Orang tak akan belajar sejarah kalau tak ada manfaatnya. Tidak saja bisa menyibak kisah masa lalu leluhurnya atau menentukan posisi kehidupannya dalam rentang panjang kehidupan masa kini dan masa depan, orang belajar sejarah karena bisa mengambil ilmu dan pengetahuan darinya.
Menekuni pekerjaan yang bagi anak muda zaman sekarang seperti bayangan kisah silam saja. Dia bangga menyebut aktifitas dan rumahnya dengan Agni Metal Art. Tak jauh dari dunia besi memang, tetapi beragam karyanya yang telah menjelajahi berbagai kawasan, juga berkaitan dengan kayu dan segala pernak-pernik seninya. Mei Anjar Wintolo, ayah muda dengan dua anak perempuan ini, mampu menjaga dapurnya tetap mengepul dengan pekerjaan yang dia senangi sedari kecil.
Di rumahnya yang sederhana di dukuh Seyegan, Margokaton, Seyegan, Sleman, ramah dan ceria dia menyambut mabur.co, Sabtu (5/10/2024) siang. Tetapi jangan tanya bagaimana sikapnya jika sudah menyangkut sejarah. Dia akan serius, cenderung disiplin dan keras dalam memegang etika keilmuan sejarah. Apakah dia alumni jurusan sejarah? Bukan. Dia bukan lahir dari kalangan perguruan tinggi.

Jika Anjar, begitu akrab disapa, memiliki komitmen dan kepedulian tentang sejarah, itu karena ngleluwuri leluhurnya.
“Leluhur kami bukan nasab priyayi apalagi bangsawan. Akan tetapi leluhur saya sangat diperhitungkan di dalam kemasyarakatan Gunung Kidul pada masa lampau. Simbah Yosorejo, salah satu dzuriyah Kyai Joto. Beliau adalah kakek dari Demang Wonopawiro dalam legenda Nangka Doyong.
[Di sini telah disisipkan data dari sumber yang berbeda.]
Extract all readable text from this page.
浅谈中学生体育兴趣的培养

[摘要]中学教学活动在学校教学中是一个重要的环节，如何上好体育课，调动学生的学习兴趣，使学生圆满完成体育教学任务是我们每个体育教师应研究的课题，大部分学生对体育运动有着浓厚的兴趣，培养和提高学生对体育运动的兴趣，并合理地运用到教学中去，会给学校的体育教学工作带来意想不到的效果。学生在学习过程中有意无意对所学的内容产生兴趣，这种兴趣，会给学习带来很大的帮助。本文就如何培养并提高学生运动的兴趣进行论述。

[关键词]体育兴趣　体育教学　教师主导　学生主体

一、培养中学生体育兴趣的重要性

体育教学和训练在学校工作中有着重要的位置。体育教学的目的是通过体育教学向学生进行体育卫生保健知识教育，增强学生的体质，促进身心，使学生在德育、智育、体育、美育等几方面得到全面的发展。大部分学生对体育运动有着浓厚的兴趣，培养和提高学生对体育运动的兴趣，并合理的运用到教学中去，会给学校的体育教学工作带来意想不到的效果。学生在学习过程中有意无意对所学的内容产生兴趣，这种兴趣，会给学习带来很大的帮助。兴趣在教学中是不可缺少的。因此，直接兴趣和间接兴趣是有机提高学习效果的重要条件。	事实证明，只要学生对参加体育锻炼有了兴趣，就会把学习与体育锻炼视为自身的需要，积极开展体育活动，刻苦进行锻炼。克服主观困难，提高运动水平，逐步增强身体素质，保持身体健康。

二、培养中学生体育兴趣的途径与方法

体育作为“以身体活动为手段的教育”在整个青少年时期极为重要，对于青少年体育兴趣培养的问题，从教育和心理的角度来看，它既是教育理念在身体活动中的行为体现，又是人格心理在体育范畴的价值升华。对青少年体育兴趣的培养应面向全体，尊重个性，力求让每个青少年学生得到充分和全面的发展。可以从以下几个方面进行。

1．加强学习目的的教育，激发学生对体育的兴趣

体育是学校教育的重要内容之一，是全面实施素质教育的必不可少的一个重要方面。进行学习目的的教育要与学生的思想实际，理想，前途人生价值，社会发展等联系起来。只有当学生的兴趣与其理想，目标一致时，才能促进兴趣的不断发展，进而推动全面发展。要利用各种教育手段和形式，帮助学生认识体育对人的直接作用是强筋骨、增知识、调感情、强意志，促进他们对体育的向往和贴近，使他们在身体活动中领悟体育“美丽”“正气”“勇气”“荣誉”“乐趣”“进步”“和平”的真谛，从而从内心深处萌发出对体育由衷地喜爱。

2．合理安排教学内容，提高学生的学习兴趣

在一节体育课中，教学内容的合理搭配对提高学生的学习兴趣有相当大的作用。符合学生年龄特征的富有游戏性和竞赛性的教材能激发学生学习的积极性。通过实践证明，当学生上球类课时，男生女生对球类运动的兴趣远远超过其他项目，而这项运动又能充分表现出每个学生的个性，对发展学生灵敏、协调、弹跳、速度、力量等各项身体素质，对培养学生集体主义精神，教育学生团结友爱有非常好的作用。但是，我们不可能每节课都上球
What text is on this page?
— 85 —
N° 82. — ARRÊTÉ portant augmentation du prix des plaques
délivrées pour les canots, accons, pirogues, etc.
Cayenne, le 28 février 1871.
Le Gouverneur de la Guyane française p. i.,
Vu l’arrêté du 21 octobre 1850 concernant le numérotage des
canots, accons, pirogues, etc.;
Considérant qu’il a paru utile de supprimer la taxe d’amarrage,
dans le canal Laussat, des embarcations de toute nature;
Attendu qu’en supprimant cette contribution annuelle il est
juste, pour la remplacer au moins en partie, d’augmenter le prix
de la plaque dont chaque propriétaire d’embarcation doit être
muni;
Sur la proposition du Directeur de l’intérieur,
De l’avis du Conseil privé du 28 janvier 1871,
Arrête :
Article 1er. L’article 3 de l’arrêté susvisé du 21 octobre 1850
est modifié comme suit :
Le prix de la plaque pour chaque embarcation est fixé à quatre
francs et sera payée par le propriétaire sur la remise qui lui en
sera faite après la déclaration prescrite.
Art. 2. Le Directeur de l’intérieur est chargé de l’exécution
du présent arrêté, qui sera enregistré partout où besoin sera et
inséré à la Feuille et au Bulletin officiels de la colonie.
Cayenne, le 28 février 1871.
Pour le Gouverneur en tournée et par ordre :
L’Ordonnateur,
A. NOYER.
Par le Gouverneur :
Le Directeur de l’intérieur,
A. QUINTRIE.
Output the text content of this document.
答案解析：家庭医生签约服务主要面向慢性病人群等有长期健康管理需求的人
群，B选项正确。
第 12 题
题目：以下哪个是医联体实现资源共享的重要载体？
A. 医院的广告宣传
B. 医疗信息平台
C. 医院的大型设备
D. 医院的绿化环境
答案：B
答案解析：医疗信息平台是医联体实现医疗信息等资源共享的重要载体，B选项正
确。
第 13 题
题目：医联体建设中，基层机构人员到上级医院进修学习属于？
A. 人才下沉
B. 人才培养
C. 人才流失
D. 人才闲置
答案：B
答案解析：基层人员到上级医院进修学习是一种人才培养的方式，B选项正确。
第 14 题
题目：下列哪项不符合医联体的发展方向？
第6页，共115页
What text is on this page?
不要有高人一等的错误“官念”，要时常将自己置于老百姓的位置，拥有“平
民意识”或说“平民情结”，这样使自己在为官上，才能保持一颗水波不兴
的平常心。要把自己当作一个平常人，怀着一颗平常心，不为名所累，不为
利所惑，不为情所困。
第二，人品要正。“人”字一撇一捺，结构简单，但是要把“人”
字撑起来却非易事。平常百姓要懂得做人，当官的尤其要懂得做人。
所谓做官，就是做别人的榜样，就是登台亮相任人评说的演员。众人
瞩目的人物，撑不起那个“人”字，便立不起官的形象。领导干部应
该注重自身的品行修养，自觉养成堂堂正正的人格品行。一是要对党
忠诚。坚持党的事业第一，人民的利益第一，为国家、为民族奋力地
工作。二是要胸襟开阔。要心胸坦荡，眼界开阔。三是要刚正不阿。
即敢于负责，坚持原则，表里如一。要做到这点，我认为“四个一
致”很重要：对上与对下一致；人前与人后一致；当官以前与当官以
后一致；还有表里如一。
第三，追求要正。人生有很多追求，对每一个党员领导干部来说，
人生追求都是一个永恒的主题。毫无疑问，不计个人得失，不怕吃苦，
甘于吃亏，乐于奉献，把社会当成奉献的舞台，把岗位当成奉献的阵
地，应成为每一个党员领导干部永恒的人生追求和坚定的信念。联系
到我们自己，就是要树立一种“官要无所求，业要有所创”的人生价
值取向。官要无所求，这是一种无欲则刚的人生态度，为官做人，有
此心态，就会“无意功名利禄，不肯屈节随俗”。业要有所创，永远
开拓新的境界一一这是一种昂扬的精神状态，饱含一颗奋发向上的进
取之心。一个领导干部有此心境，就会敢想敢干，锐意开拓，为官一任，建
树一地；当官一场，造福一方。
Akan tetapi Kyai Joto sama sekali bukan dari golongan atas, hanya seorang petani, juru kunci, dan penakhluk danyang yang babat alas Wonosari pertama kali. Simbah saya yang tinggal di Payaman sudah jualan bakmi Jawa dengan cara dipikul berkeliling Yogyakarta saat Jumenengan Ngarsa Dalem IX”, ungkapnya di akunnya penuh bangga.
Kecintaan dan kepedulian pada aspek dan ilmu sejarah, menurut sejarawan UGM Kuntowijoyo, bisa disebabkan kedekatan intelektual karena mengenyam pendidikan sejarah, bisa juga dipengaruhi kedekatan emosional karena lingkungan yang sejak dini dekat dengan kesejarahan. Anjar nampaknya lebih condong yang kedua. Kisah sejarah yang masuk indera dan menancap di kesadarannya mendorongnya untuk peduli pada sejarah.
Secara mandiri dia menelusuri sejarah dusun, kampung dan desanya dimana dia tinggal. Sedikit demi sedikit sumber, baik lisan maupun tertulis, dia kumpulkan. Tak jarang memberikan masukan kepada para dukuh atau lurah dalam jangkauannya. Dalam beberapa hal dia keras dalam mengambil posisi terutama bila menyangkut upaya mengangkat sejarah. “Ampun waton Pak, manawi mboten wonten sumber sejarahipun ampum damel sejarah enggal. Rusak mangke”, kisahnya saat bertemu seorang tokoh yang ingin membuat karya berbasis sejarah.

Upaya untuk terus belajar dan mempelajari sejarah juga dia lakukan di Komunitas Kandang Kebo. Di tempat ini dia bisa mengasah kemampuan dan pemahamannya tentang beragam aspek kesejarahan. Mulai nisan, makam, lingga, yoni, candi, sendang (mata air) sampai soal toponimi. Kadang dilakukan sendiri, kadang bersama teman, atau bersama anggota Komunitas Kandang Kebo.
Lalu apa yang didapat Anjar dari belajar sejarah bagi kehidupannya? Ada kebanggaan pada leluhur yang itu menginspirasi kehidupannya. Termasuk kelihaiannya membuat beragam senjata, pisau, gelang, pipa rokok sampai ketapel, bahan yang dia pakai bukan asal-asalan. Sering ada narasi sejarah yang menyertainya.
“Tanpa keberadaan leluhur kita tak akan pernah ada. Jangan meninggalkan dan menyepelekan leluhur kita. Darah mereka mengalir dalam diri kita. Jangan melupakan dan mengingkari darah”, pesan pungkasnya yang menyembulkan bara.